A (RE) UNIÃO DO CEU COM O MAR

Andava, eu, solitário, um poeta sem vantagem,

pelo calçadão do Recreio, no domingo, um passeio,

deambulando o pensamento, respirando a paisagem.

O sol intenso desta primavera, que, após dias, voltava d’outras plagas frias,

à canícula já formava, fazendo empacar meu não-ofensivo passatempo,

para olhar e pensar no mar.Não, o pensar como um onírico território,

para qualquer poético devaneio, mas, num prosaico mergulho, com o poder de abrandar.

Fui levando o corpo, sem alívio, lá para a beira da praia.

- Que é isto, seu louco? (me repreende a razão bifronte,

quando me atiro de pronto, na água infinitamente fria).

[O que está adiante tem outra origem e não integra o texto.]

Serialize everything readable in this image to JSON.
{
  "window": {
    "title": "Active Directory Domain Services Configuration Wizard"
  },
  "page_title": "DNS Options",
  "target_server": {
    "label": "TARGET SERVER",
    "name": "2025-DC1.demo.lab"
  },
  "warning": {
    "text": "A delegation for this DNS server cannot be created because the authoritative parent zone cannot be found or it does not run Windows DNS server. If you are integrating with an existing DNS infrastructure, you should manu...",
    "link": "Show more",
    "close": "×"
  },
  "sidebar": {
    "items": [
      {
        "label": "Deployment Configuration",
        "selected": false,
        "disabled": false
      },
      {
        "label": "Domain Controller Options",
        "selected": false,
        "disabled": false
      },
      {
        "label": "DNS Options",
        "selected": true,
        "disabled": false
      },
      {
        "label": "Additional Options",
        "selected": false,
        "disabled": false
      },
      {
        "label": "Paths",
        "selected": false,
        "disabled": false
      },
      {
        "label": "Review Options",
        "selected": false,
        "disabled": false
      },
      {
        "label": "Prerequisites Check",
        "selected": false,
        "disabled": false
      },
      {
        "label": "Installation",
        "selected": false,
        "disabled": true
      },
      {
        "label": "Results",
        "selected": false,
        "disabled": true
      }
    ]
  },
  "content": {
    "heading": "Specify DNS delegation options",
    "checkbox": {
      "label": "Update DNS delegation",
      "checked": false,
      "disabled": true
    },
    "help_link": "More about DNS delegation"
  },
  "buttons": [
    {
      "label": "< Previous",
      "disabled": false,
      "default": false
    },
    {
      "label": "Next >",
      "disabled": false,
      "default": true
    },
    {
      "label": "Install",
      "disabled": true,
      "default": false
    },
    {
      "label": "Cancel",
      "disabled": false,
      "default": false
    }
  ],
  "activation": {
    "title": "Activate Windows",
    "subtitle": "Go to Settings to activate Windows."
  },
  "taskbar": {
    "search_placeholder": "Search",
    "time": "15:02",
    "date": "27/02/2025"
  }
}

- Queres, no choque, romper um vaso ?

- Queres ter um AVC?

Mergulhei, pensando no que eu podia querer?

Talvez, quebrar o acaso, este que une o mar verde ao céu azul,

pois as cores (sempre imaginei) são inevitáveis irmãs.

E de novo afundei a cabeça, ainda quente do sol.

Súbito, quando emergi, um susto: É como se visse um vulto,

no longe, caindo, caindo, em vôo e vertical-mergulho.

Penso que podia ter tido uma visão de atavismo,

tanto que, míope, duvido desta vista que inda apuro,

e reage ao tonteio do mar.

Se o sol, que lá ia no alto, tinha seu jeito próprio de ofuscar a visão,

havia também o frescor, que fácil, poderia, no delírio do prazer e da fé,

iludir e comover, para que a mente humana, pudesse ver mais do que é.

Mas, eis que meu olhar parado, n’algum ponto de alem-mar,

fez-se infesto ao ceticismo cartesiano de minha mente, descrente,

e no mistério, neófito, pude ver a gaivota, artesã laboriosa,

mergulhar seguidas vezes para desfazer o meu mal-feito,

chuleando o céu rasgado, reatando-o com o mar,

e tendo para o pesponteio, toda a linha do horizonte.